A new poll finds that a majority of Floridians believe climate action should be a priority for the president, and most trust Joe Biden to better handle climate change than Donald Trump.
The vast majority of respondents, polled between Oct. 28 and 29, said they would be voting in the upcoming general election (96%), with 52% saying they would vote for Biden and 45% for Trump. Three percent said they were not sure.
Forty-seven percent of respondents said they voted for Trump in 2016 and 45% said they voted for Hillary Clinton.
Nearly half of the respondents said they were very concerned about climate change, with another 20% saying they were somewhat concerned. The rest said they were “not so concerned” (21%) or “not concerned at all” (11%).
Sixteen percent said climate change should be the top priority for the next president and 45% said it should be a serious priority. Meanwhile, 28% said climate change should not be much of a priority, 10% said it should not be a priority at all and 2% said they were not sure.
When asked if they support or oppose the U.S. transitioning away from oil and gas to renewable energy, 48% said they support the move, 34% said they oppose the move and 18% said they were not sure. Sixty percent said they support the U.S. government providing subsidies to invest in renewable energy, 26% said they oppose those subsidies and 14% said they were not sure.

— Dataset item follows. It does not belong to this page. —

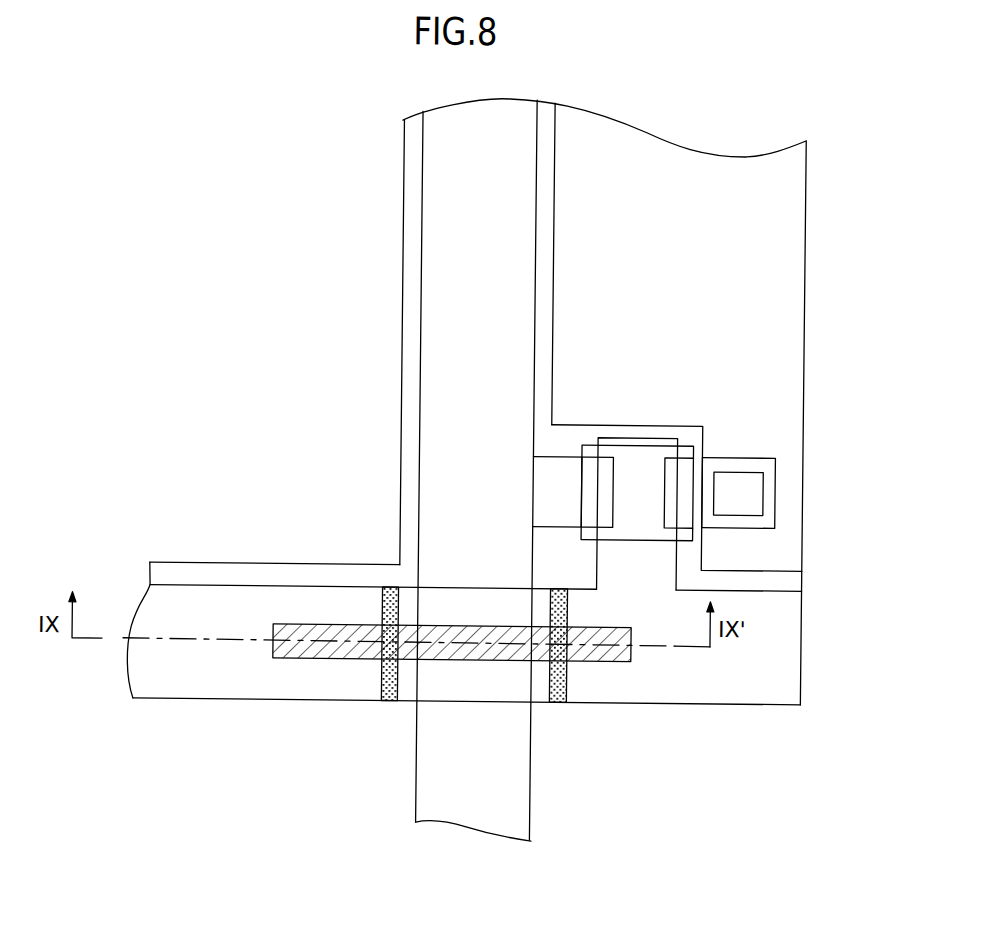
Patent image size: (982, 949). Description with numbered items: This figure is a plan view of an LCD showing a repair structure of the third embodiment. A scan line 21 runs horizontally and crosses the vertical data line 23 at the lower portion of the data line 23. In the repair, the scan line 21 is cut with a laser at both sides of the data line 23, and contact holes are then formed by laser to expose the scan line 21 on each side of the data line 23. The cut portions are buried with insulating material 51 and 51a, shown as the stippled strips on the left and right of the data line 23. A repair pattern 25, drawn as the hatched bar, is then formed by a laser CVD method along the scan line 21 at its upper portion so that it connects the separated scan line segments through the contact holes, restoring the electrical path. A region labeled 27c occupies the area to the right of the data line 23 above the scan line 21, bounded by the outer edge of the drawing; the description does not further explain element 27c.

Biden leads Trump by 11% in this poll when it comes to trusting the candidates to handle climate change.
The pollsters said the margin of error for the survey was plus or minus 3.2% with a survey size of 941 likely voters. The poll’s methodology is available here.
A similar Morning Consult and Politico poll conducted between Oct. 23 and 25 found that half of all U.S. voters believe the government should incentivize the use of renewable energy over fossil fuels to fight climate change.
Another poll from YouGov and The Economist released this week finds that climate change is the number three issue among all voters and number two for Democrats and young voters between the ages of 18 and 29.